# Gaussian Elimination: Find a matrix satisfying the conditions.

QUESTION
Let $\begin{array}{cc} x=[1&2&3&4]^T \end{array}$. Find a matrix $E = I - \alpha e_i e_4^T$

such that $Ex =$ $\begin{bmatrix} 1\\ 2\\ 0\\ 4\end{bmatrix}$

Any help with this would be appreciated. The part I'm most confused about is the $e_i$ and $e_4^T$. What do these represent? I think I should be fine after that I'm just a little confused at the moment.

• what are the dimensions of $e_i$ and $e_4^T$? Do you know what a basis vector is? Commented Mar 25, 2018 at 5:50
• I've been told that $e_4^T$ is the vector [0 0 0 1]^T
– user544141
Commented Mar 25, 2018 at 6:33

Usually, the notation $e_j$, or sometimes $\hat{e}_j$, is used to denote the standard basis vectors of $\mathbb{R}^n$; $e_j$ is a vector that has a $1$ in the $j$-th component and $0$ in the remaining components. E.g.

$$e_3 = \left[ \begin{matrix} 0 \\ 0 \\ 1 \\ 0 \end{matrix} \right]$$

Do be aware, however, that many sources don't distinguish very well between whether a vector should appear as a row or a column when treated as a matrix. Don't be surprised to see some sources use $e_3$ to mean $\left[ \begin{matrix} 0 & 0 & 1 & 0 \end{matrix} \right]$ instead, or even switch back and forth between the two options!
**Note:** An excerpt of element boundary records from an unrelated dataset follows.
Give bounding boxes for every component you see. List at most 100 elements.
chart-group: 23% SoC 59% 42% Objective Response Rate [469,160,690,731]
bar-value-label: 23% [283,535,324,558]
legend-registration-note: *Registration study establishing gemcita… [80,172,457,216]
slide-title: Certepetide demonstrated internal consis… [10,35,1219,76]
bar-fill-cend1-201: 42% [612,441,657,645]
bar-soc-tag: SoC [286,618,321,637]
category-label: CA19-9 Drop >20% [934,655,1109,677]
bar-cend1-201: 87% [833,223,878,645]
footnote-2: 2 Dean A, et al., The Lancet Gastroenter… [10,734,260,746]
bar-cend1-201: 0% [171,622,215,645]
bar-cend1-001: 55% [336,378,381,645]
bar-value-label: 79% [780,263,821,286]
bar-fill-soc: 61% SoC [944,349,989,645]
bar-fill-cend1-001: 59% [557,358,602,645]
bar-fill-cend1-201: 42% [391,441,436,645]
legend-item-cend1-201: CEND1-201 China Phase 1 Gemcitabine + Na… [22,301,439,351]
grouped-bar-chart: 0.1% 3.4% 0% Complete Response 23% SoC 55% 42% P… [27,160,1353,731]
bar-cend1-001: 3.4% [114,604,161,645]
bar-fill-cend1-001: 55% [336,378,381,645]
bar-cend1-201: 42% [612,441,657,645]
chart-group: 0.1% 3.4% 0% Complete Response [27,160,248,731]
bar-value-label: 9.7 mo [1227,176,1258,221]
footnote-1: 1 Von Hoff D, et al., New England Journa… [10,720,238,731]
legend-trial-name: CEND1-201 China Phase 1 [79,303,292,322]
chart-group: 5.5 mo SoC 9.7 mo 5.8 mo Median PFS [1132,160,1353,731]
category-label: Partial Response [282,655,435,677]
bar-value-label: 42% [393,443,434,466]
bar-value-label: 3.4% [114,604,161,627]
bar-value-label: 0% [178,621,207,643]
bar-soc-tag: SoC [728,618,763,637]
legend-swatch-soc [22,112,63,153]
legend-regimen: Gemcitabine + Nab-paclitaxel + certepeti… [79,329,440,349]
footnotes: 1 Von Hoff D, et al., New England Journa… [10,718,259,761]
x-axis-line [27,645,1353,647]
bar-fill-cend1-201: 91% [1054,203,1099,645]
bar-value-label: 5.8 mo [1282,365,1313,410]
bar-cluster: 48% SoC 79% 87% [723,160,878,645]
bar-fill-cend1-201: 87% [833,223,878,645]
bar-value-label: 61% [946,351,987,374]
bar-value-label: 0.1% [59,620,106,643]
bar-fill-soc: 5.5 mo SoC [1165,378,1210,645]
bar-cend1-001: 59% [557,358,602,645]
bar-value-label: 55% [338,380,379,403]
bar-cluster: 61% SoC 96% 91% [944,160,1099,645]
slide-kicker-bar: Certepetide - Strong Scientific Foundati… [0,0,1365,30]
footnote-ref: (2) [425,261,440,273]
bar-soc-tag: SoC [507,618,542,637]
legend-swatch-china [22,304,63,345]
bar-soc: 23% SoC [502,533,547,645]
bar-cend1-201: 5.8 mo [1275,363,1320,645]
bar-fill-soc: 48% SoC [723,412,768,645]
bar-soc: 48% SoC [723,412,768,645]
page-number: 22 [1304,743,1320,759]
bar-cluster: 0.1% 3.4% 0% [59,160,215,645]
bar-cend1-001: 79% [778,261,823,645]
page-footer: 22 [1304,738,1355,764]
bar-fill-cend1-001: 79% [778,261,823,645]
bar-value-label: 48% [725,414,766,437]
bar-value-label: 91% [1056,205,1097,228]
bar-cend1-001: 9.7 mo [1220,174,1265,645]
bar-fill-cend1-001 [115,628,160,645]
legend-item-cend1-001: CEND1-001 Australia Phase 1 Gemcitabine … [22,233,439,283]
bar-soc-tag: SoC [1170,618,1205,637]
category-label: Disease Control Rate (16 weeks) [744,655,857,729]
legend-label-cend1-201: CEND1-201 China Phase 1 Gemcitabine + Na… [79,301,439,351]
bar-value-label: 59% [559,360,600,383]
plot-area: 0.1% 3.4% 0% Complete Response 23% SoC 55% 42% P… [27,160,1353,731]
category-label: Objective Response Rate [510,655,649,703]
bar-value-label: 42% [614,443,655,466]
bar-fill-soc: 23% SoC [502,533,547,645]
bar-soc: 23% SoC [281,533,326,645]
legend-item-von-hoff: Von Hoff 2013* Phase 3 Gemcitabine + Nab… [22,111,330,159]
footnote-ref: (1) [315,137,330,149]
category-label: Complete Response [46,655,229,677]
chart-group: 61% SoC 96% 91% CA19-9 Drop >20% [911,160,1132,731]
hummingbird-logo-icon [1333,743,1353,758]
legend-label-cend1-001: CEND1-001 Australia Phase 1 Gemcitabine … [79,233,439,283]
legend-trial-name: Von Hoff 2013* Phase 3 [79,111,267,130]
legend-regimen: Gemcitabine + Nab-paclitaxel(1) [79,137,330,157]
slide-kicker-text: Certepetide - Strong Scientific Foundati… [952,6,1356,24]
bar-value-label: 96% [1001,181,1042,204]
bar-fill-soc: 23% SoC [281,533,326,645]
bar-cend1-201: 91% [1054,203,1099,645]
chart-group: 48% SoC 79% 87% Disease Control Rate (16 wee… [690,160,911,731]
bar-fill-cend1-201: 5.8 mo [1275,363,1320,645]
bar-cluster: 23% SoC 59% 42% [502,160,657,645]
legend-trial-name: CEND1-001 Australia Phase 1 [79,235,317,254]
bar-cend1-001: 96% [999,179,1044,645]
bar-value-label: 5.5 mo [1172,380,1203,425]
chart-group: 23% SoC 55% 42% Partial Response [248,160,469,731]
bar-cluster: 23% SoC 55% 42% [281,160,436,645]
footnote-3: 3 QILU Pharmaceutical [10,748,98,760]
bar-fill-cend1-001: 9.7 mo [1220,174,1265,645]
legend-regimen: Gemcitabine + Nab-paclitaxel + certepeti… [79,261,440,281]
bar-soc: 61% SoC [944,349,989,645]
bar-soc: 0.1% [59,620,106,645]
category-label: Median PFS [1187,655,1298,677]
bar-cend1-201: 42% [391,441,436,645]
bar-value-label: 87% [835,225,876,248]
• Thanks! This was really helpful!
– user544141
Commented Mar 25, 2018 at 23:50

$$Ex=(I-\alpha e_i e^{\text{T}}_4)x =Ix -\alpha e_i (e^{\text{T}}_4 x) =x-\alpha x_4 e_i.$$ $$(Ex)_3 =x_3-\alpha x_4 (e_i)_3.$$ Hint. For what values of $\alpha \in \mathbb{R}$ and $i \in \{1, 2, 3, 4\}$ does this equality $$(Ex)_3 =x_3-\alpha x_4 (e_i)_3 =0$$ hold?